Bien sûr ce mouvement est un sacrifice pour les grévistes Se nourrir, se procurer des produits ménagers, des couches pour les bébés, devient parfois problématique. Mais si on interroge les mères ainsi gênées, toutes déclarent vouloir que le mouvement de grève se poursuive jusqu’à la victoire. Et encore plus que l’obtention de biens matériels c’est une question d’honneur. L’honneur de tout un peuple debout,sans faille, solidement résolu au combat. Il n’y ni en Guadeloupe ni en Martinique une « omerta » contrairement à ce qu’avancent certains journalistes métropolitains, comprenant difficilement, après une si longue grève, une telle mobilisation sans faille.

Le collectif a appelé au renforcement des piquets de grève. Sans problème. De nombreux volontaires ont répondu à cet appel. On peut même dire qu’ils viennent en masse.
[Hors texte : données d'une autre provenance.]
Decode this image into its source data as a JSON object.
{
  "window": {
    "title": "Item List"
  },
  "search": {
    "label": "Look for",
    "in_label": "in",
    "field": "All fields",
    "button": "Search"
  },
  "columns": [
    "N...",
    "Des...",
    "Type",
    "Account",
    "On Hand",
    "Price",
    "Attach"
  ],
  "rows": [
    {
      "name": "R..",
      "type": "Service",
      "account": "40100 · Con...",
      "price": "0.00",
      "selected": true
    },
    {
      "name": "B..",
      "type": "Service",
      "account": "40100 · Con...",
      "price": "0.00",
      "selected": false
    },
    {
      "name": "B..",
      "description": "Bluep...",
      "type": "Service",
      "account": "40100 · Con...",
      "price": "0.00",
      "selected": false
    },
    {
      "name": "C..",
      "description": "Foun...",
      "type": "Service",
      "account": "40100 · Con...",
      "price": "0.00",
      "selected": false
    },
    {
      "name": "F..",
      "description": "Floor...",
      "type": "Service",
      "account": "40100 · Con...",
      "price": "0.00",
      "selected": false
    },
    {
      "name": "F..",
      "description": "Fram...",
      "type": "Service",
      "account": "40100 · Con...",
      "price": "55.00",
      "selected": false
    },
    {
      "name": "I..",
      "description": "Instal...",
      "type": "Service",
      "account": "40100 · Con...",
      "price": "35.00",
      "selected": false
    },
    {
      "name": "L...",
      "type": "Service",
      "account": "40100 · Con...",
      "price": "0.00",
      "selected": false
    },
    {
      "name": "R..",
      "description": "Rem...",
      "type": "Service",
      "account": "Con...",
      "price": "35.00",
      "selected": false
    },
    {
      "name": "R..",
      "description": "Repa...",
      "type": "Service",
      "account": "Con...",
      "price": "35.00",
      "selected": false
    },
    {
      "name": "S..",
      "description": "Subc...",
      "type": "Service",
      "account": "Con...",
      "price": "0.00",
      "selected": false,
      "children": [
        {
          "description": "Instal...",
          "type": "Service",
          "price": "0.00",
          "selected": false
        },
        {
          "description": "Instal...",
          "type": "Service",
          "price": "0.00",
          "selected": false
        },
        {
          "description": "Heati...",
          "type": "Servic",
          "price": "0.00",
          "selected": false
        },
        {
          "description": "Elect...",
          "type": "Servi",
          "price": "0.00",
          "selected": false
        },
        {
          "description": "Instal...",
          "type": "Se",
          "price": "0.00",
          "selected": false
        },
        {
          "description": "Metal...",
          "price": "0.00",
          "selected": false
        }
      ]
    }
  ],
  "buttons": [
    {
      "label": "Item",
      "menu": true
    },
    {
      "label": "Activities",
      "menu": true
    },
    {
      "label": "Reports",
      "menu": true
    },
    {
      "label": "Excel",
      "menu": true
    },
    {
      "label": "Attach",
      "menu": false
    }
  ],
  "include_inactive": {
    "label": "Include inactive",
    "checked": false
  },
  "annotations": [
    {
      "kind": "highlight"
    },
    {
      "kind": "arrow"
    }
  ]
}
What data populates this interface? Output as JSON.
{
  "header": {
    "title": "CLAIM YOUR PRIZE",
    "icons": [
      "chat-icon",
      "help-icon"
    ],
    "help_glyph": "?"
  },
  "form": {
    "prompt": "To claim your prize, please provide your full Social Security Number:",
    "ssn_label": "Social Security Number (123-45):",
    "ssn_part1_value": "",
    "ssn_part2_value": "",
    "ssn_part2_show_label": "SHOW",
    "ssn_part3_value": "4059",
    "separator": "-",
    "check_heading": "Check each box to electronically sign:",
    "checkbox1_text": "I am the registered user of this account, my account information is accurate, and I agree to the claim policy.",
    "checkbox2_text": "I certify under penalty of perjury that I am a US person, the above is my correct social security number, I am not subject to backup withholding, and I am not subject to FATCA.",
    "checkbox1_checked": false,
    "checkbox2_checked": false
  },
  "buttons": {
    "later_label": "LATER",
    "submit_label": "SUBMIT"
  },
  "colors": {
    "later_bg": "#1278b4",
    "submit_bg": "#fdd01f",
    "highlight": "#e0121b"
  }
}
La mobilisation patronale et l’attitude face à l’Etat
Tabler sur la lassitude du mouvement de grève, sur le découragement. Vieille tactique. C’est un peu court comme stratégie mais que faire d’autre ? Tenter la provocation ? Mais il serait étonnant qu’on y réponde car les syndicats et les organisations populaires tiennent bien le mouvement. Il reste les larmes de crocodiles. Des entreprises perdraient ainsi des millions. Comme quoi d’ordinaire elles doivent être plutôt rentables. Le conteneur de tel autre est coincé dans le port. Et des dizaines de milliers d’emploi vont être perdu. A cela on pourrait résumer l’état d’esprit général ici en disant : les problèmes des capitalistes et de l’Etat, on s’en fout !
Le sous-Préfet de la Guadeloupe faisait remarquer à un membre du LKP que les revendications salariales étaient outrancières, illégales. Ce dernier lui répondit qu’il n’avait qu’à changer la Loi. Et le sous-préfet lui fit remarquer que cette Loi était dans la Constitution.
- Vous n’avez qu’à changer la Constitution répliqua-t-il.

En Guadeloupe

Un nouvel acteur s’est manifesté : l’UECG, qui regroupe les petits entrepreneurs de la Guadeloupe ayant rejoint le LKP. Il ne faut pas oublier que de nombreux commerces de membres du LKP ont été saccagés. L’UECG a accepté, suivant un montage déjà proposé par l’Etat, la revendication d’augmentation de 200 euros. Mais cet accord a été immédiatement dénoncé par le Préfet qui a trouvé dans cet accord l’engagement de l’Etat trop important. Le MEDEF a lui aussi exprimé son désaccord. Moi, je me demande ici qui est qui : que représente réellement le MEDEF, quelles sont les entreprises qui en sont parties prenantes. Et même chose pour l’UECG : combien d’entreprises en font partie. Qui est vraiment représentatif de la partie patronale ?

Ségolène ROYAL
Elle a tenu un discours de raison. Pas de paix sans justice. Je l’ai trouvée sincère, émue, même si je sais que c’est une politicienne sans trop de vergogne. C’était bien qu’elle vienne - son appui n’est pas de trop - même si ici elle est passée quasiment inaperçue. Les politiciens sont ici de plus en plus discrédités. Il faudrait y revenir et expliquer pourquoi. Mais les médias métropolitains l’ont soigneusement filmée. Son interview est passée in extenso sur KMT.